On 23 May 2018 dr Agata Ignaciuk gave an open lecture at the Institute of Ethnology and Cultural Anthropology, Univeristy of Warsaw. The lecture was entitled:
„Birth control cultures in Poland 1945 – 1989. Femininity and masculinity in popular discourses about contraception and abortion (’50s – ’80s)”.
About the lecture:
„The shape of the law regulating access to abortion and contraception are topics of undying politial and social controversy. I would like to show how these controversies are rooted in history and that systematic resarch of the past allows us to better understand their genesis. During the lecture I m going to present the aims of my research project „Birth Control Cultures in Poland 1945 – 1989″ and discuss its first results: the popularization of family planning during state socialism in Poland.
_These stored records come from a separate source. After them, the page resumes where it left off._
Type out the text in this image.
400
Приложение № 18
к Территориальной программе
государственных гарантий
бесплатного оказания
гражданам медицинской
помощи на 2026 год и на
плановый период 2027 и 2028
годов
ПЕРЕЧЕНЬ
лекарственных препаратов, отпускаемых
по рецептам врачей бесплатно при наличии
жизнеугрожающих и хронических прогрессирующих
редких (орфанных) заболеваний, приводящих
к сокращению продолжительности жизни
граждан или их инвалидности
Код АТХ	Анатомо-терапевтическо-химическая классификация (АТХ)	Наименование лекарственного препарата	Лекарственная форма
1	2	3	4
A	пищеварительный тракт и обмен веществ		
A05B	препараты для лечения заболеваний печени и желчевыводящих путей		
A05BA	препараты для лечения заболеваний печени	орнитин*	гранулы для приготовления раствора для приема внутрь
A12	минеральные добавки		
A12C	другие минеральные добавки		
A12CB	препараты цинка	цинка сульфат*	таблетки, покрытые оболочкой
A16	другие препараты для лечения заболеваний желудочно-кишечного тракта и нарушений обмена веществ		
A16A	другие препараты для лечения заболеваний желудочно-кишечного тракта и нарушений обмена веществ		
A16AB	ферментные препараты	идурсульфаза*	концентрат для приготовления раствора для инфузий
By popularizing contraception and stigmatizing abortion, popular medical publications promoted certain models of femininity and masculinity. For women, family planning was supposed to serve their health and beauty and positively influence the wellbeing of the family. Men were portraited as unreliable egoists or brutal alcoholics, with contraception represented as a weapon against sexual violence”.
On 27 April 2018 dr Agata Ignaciuk gave a lecture at the History Institute Gender Seminar, University of Warsaw. The lecture was entitled „Birth control cultures in Poland 1945 – 1989: gender and the popularization of contraception”.
Agata Ignaciuk and Agnieszka Kościańska participated in the European Social Science History Conference in Belfast (4 – 7 April 2018).
Agata Ignaciuk, together with her colleague Laura Kelly (Strathclyde University, Glasgow) organized a successful double session on birth control activism and practices in Catholic countries from transnational perspective (with Agnieszka Kościańska as discussant). Agata Ignaciuk also acted as discussant in two other sessions: one on sex education and reproductive politics in 20th century (Eastern) Europe and the other on monitoring teenage sexuality in Europe in the second half of the twentieth century.
[Image: „Contraception and Genre. Laboratoire Junior”]
On 18-19 December 2017, Dr Agata Ignaciuk took part in a conference „Gender and contraception: What kind of (r)evoutions?” (Paris). She presented a paper entitled: “A guide for a young bride? Gender and the popularisation of contraception in state-socialist Poland (1958-1989)”.
The conference was organized by a research group “Contraception and Genre. Laboratoire Junior”, which gathers researchers working on contraception and gender.